Madhvi Bahl, an organizer for Sanctuary DMV and Migrant Solidarity Mutual Aid Network, said the city’s failure to provide support for the families is not an “oversight.”

“This is a policy choice, and not people slipping through the cracks,” she said. “It’s kind of like a starve them out tactic. If we don’t let them have access to education or health care, and make them live in hotels without clean anything, they will choose to leave eventually. It’s definitely all planned.”

On Monday, the Defense Department denied a second request from Bowser to deploy the National Guard to help the city deal with the thousands of asylum seekers who have been bused from Texas and Arizona so far. More than 7,000 migrants have reportedly come from Texas alone after Gov. Greg Abbott (R) began sending the buses in April. In May, buses also started arriving from Arizona.

Those displays were meant as a statement to the Biden administration, but they’ve also provided a test for a mayor who had vowed to get people off the streets and out of shelters. The migrants, many of whom have fled death threats and other dangers, have added to the city’s homeless count.

City leaders may not have asked for this problem, but it is now theirs to address, and they have the resources and ability to do so. The children who have arrived on those buses — and who will inevitably come on the next round of them — may stay for one week or one year or longer. But while they are here, they are the city’s children. They are our children. And they need help, not politics.

Bowser was right when she said, “When we build citywide solutions to citywide challenges, we can build a fairer, more equitable DC — a DC that provides better opportunities to more families.” But doing that requires taking action.

After the Defense Department’s recent refusal to help, Bowser released a series of tweets addressing the situation.

“We are going to move forward with our planning to ensure that when people are coming through DC on their way to their final destination that we have a humane setting for them,” she tweeted.

Their final destination. Those words were not lost on the mutual aid volunteers who have been handling, to the point of exhaustion, the needs of the arriving asylum seekers.

Bahl said city leaders want people to believe the migrants are passing through the area, but many are staying.

Volunteers described dozens of families living at the Hampton Inn on New York Avenue, which is also used to quarantine people who test positive for the coronavirus or monkeypox and have nowhere to go. They said plans call for those families to join others already at the Days Inn, but that setting is also not ideal for children. The conditions are confining, and the area is isolating for families.

The District decided to do right by homeless children — but only after pleas, worries and questions

When I last wrote about the hotels on New York Avenue, hundreds of homeless children were living there and struggling to get to and from school. They were having to cross busy lanes of traffic to reach the closest bus stop and take several forms of public transportation to schools spread across the city. As a solution, the city started providing a shuttle to take the families to the closest Metro stations.

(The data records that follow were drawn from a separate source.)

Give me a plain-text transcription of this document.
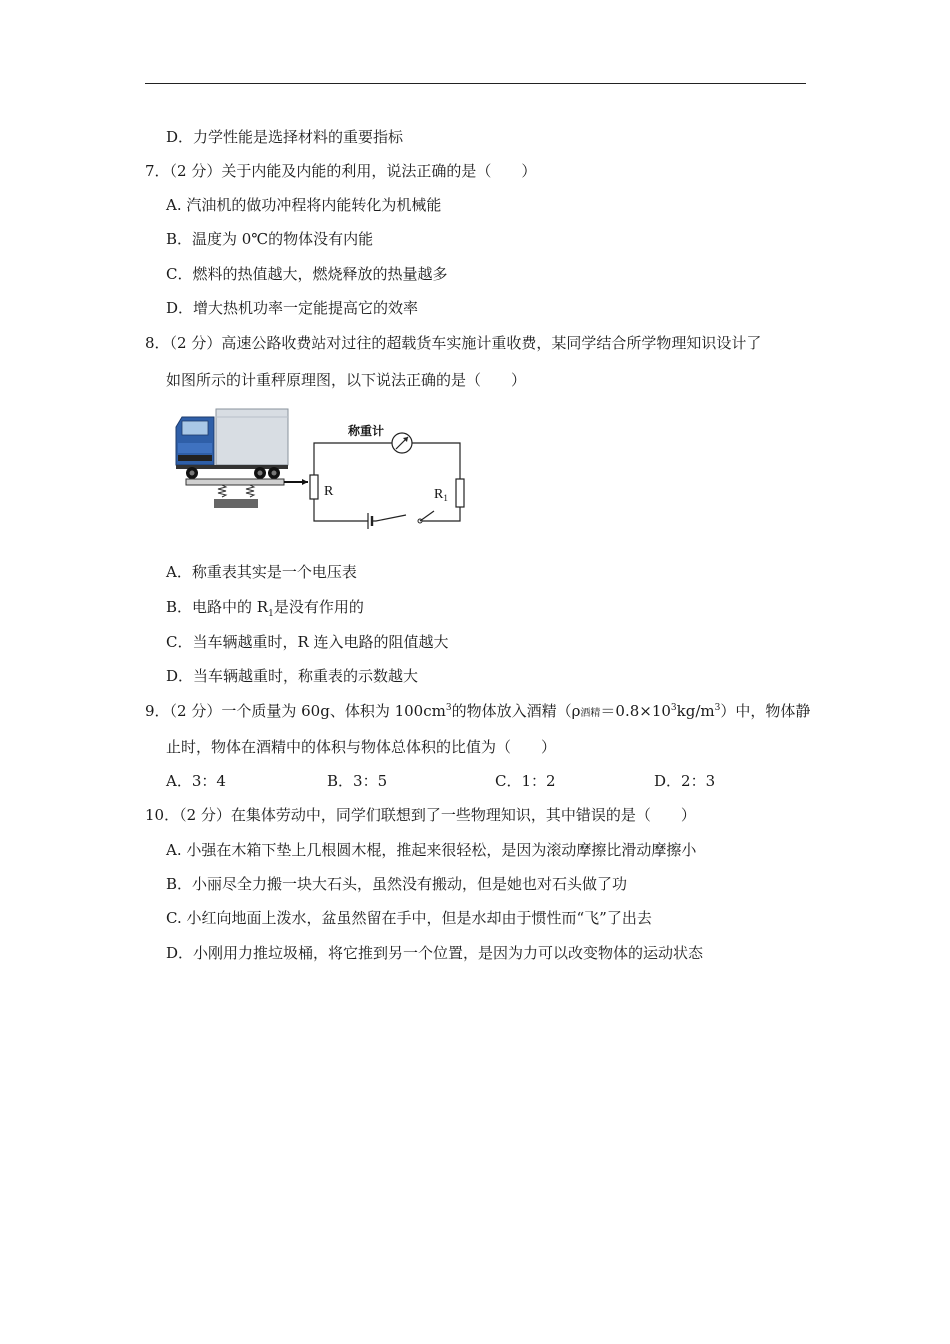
D．力学性能是选择材料的重要指标
7．（2 分）关于内能及内能的利用，说法正确的是（　　）
A. 汽油机的做功冲程将内能转化为机械能
B．温度为 0℃的物体没有内能
C．燃料的热值越大，燃烧释放的热量越多
D．增大热机功率一定能提高它的效率
8．（2 分）高速公路收费站对过往的超载货车实施计重收费，某同学结合所学物理知识设计了
如图所示的计重秤原理图，以下说法正确的是（　　）
R
称重计
$R_1$
A．称重表其实是一个电压表
B．电路中的 $R_1$是没有作用的
C．当车辆越重时，R 连入电路的阻值越大
D．当车辆越重时，称重表的示数越大
9．（2 分）一个质量为 60g、体积为 $100cm^3$的物体放入酒精（ρ酒精$=0.8\times 10^3kg/m^3$）中，物体静
止时，物体在酒精中的体积与物体总体积的比值为（　　）
A．3：4	B．3：5	C．1：2	D．2：3
10．（2 分）在集体劳动中，同学们联想到了一些物理知识，其中错误的是（　　）
A. 小强在木箱下垫上几根圆木棍，推起来很轻松，是因为滚动摩擦比滑动摩擦小
B．小丽尽全力搬一块大石头，虽然没有搬动，但是她也对石头做了功
C. 小红向地面上泼水，盆虽然留在手中，但是水却由于惯性而“飞”了出去
D．小刚用力推垃圾桶，将它推到另一个位置，是因为力可以改变物体的运动状态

Vallano said a shuttle would be “extremely helpful” for the families, but more support is also needed. Many of the families had their personal documents destroyed when they entered the country, and they arrived with few belongings.

“Our main ask is that unhoused migrant families receive the same level of support as other unhoused families,” Vallano said. “These families have chosen to remain here and need long-term support like any other family.”

She said the oldest of the children at the hotels is 17 and the youngest is less than a month old. She was at the hospital when that baby was born.

She helped the mother by filling out paperwork, talking to doctors and pediatricians, and driving her and the newborn home from the hospital. And then, because the families have been told not to use the hotel address on any paperwork, Vallano provided their own home address so that a Social Security card for the child could be mailed.

“We get very involved because we have to,” she said. “There is no one else helping them.”